Esse endeusamento, essa "religiosização", é prejudicial porque faz as pessoas não apenas submissas, mas subservientes, já que nesta qualidade, a submissão se torna mais entusiasmada e extrema, uma "escravidão de bom grado".
Essa "religiosização" cria fanáticos, que pouco se importam com revelações que não lhes agradam, abordagens que contrariam suas crenças, questionamentos que desqualificam seus ídolos. Esses fanáticos não querem saber de qualidade de vida nem de justiça social e não raro se convertem em violentos reacionários a humilhar pessoas nas mídias sociais.
O moralismo, a tecnocracia, a hierarquia rígida demais, a imposição de sofrimentos para quem "está embaixo", a fama atingida, tudo isso feito sem o controle dos questionamentos, sem que as pessoas pensem se isso vale ou não a pena, tornam-se perigosos nesse contexto.
E mais perigoso ainda é quando pessoas que questionam isso são ameaçadas de uma forma ou de outra, sendo humilhadas sem ter como reagir com eficiência a isso, sendo forçadas a aceitar como valiosa uma arbitrariedade ou algum fenômeno, ideia ou personalidade medíocre só porque é "sucesso" ou "está aí".
Na Internet, na grande imprensa, na política, a "religiosização" elegeu seus representantes, que se tornam porta-vozes de um reacionarismo que, antes, ocorria escondido em fóruns digitais ou por debaixo das senhas dos portais sociais eletrônicos.
O rebanho "bovino" que se submete quando surge qualquer pretensa novidade decidida "do alto", como se escritórios fossem a materialização dos gabinetes divinos, reage como búfalos ferozes diante de qualquer questionamento.
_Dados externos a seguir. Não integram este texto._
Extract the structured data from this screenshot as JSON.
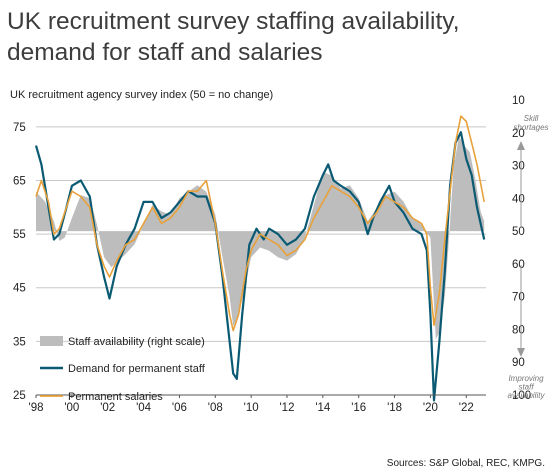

Isso é nocivo, porque a partir daí poderão surgir ditadores, tiranos, déspotas sangrentos que podem nascer num sarcástico "Huahuahuahuahuah" da Internet.
Questionar as coisas não deve ser vista como pecado, como lamento de frustrados, como queixumes de "viúvas", como saudosismo doentio ou como "coisa de maluco". Defini-las assim é o pior veneno da "religiosização" das coisas, do endeusamento de tudo que "está aí" e é "sucesso", embora muito provavelmente seja mais tolerado do que apoiado pela maioria das pessoas.
O fanatismo "brincalhão" de hoje na Internet, junto ao reacionarismo "racional" dos piores comentaristas da mídia, ou do despotismo "democrático e legalista" dos piores políticos que querem extinguir as conquistas sociais arduamente alcançadas, pode significar um prejuízo sem precedentes para o Brasil, um retrocesso que cabe ser revertido hoje, porque mais tarde será mais difícil.